Manhattan Theatre Club
New York City Center Stage 1
Through January 13, $85
www.goldenageplay.com
In It’s Only a Play, Terrence McNally took audiences behind the scenes of a Broadway production’s opening night. In The Lisbon Traviata and Master Class, McNally focused on opera star Maria Callas. He brings those two themes together in the light but charming Golden Age. Sicilian composer Vincenzo Bellini (Lee Pace) is presenting the world premiere of I puritani on January 24, 1835, at the Théâtre-Italien in Paris, the first of his operas to open outside Italy. The composer of such previous triumphs as I Capuleti e i Montecchi, La sonnambula, and Norma is joined by a quartet of popular singers who just might be as famous as he is: baritone Antonio Tamburini (Lorenzo Pisoni), who continually stuffs vegetables down his pants to enhance his manhood; soprano Giulia Grisi (Dierdre Friel), who cannot decide how much jewelry to wear when she takes the stage; bass Luigi Lablache (Ethan Phillips), who laments the always minor roles given to those of his vocal range; and tenor Giovanni Battista Rubini (Eddie Kaye Thomas), who is preparing to hit a high F-natural above high C that has never before been achieved. At Bellini’s side is his biographer and lover, Francesco Florimo (Will Rogers).

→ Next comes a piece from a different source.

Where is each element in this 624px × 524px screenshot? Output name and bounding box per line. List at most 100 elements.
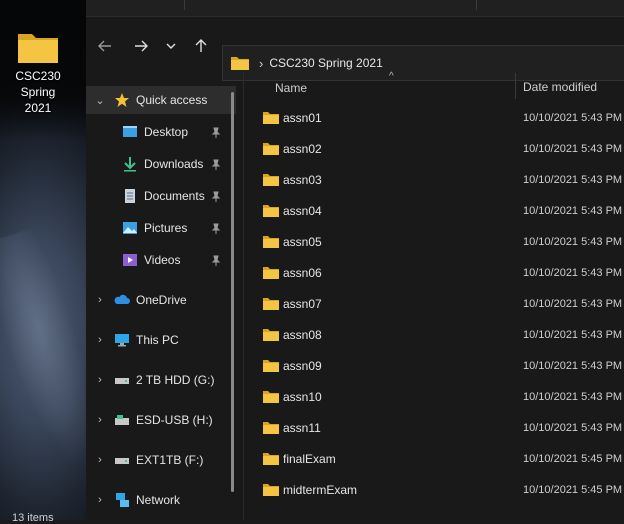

Tony-winning director Walter Bobbie (Venus in Fur, Chicago) has the four Puritans move from individual dressing rooms to backstage area (where Bellini makes use of a piano) and then up steps to the opera hall on Santo Loquasto’s dramatic set, their singing “voices” heard in the background as those still downstairs discuss the French versus the Italians (and the English), egotistically praise their own talents, debate whether the composer or singer is more important, and wonder about who is in the audience, from rival composers such as Donizetti and Rossini (George Morfogen) to such other opera stars as Giovanni Matteo Mario and Maria Malibran (Bebe Neuwirth). When the Malibran does indeed show up, the talk turns to love, romance, and heartbreak as well. Combining factual events with his vivid imagination, four-time Tony winner McNally (Frankie and Johnny in the Clair de Lune, Love! Valour! Compassion!) investigates the nature of art and its very creation in Golden Age, exploring inspiration, influence, and truth. What is occurring backstage often mimics what is happening in the opera itself, especially as Grisi gets ready for her mad scene and various characters declare their love for others. The acting is exemplary throughout, ranging from appropriately bombastic to somewhat more subdued, with Neuwirth a standout as she poetically recites a song by Bellini. And McNally and Bobbie have crafted Golden Age in such a way that the audience doesn’t need to know anything about opera, or be an opera fan at all, in order to enjoy this inside look at a magical moment in time.